ENAM

913 121 7
                                    

Pagi buta Gigi sudah nangkring depan rumah, cuma pekara tukang sayur. Maklum, calon emak-emak emang begini kan. Nunggu tukang sayur, ketemu para ibu-ibu, malah gibah. Sudah pantaskah jadi calon ibu anaknya Shaka ? Jelas udah cocok. Mau di liat dari ujung ke ujung juga, cocok bersanding dengan Shaka.
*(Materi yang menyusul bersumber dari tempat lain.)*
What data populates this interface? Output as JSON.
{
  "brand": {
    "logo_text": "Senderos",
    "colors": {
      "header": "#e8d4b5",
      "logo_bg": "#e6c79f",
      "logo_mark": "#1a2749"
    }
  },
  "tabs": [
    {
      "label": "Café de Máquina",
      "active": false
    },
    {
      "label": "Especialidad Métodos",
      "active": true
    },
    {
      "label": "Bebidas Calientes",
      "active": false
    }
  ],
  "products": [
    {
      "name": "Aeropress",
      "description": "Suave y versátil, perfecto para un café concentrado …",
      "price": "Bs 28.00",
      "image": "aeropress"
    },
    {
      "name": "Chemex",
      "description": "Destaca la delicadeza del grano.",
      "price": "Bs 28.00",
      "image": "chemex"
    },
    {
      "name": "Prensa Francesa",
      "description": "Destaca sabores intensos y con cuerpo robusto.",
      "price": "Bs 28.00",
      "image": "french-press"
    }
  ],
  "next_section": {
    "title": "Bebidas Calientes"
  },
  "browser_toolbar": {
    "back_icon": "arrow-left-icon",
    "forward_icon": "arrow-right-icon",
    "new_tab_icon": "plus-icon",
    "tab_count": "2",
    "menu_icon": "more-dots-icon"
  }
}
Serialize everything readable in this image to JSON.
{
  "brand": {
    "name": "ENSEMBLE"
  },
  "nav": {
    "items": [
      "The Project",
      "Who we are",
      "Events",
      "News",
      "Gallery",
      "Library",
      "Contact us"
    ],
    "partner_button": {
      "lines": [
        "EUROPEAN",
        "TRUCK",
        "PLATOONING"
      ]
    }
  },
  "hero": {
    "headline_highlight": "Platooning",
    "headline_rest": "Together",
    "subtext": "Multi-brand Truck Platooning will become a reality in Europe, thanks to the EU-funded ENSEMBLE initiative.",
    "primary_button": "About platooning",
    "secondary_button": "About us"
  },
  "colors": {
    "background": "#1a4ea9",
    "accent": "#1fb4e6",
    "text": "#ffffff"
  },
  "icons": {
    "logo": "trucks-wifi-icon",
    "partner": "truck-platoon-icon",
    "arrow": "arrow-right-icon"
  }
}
Gigi bukan pede ya, kenyataannya aja sebenarnya.

"Woy Gi !!" Mahluk gaib yang punya status jomblo dari tahun ke tahun, kini tengah menatap Gigi keheraan. "Ngapain lo berdiri depang gerbang ? Nunggu si Sudin !?"

Bangke nih mahluk. Si Sudin satpam depan yang ganjennya naudzhubilah. Mana punya bini 3, kalah dah fakir asmara.

"Lagi nunggu mang Komar."

"Tumben ?." Iyah juga sih tumbenan Gigi ampe nungguin mang komar. "Nggak kerja ?"

"Masa kerja mulu Jum," bibir Jumi langsung monyong. Ucapan Gigi nggak salah dong. Yang salah para lelaki, titik. "Minggu kali."

"Bangga ya, libur" Jumi kalau ngucap kagak pake bismilah. Iyah dong bangga, capek kali kerja mulu. Senin ampe sabtu kerja, masa minggu juga. Kapan Gigi dapat jodohnya ? "Ikut gue yuk,"

"Mane ?"

"Moll."

"Gayaan." Jumi memamerkan muka bangga. Gini amat tetanggan sama satu mahluk spesis Jumi. "Ada acara apaan ?"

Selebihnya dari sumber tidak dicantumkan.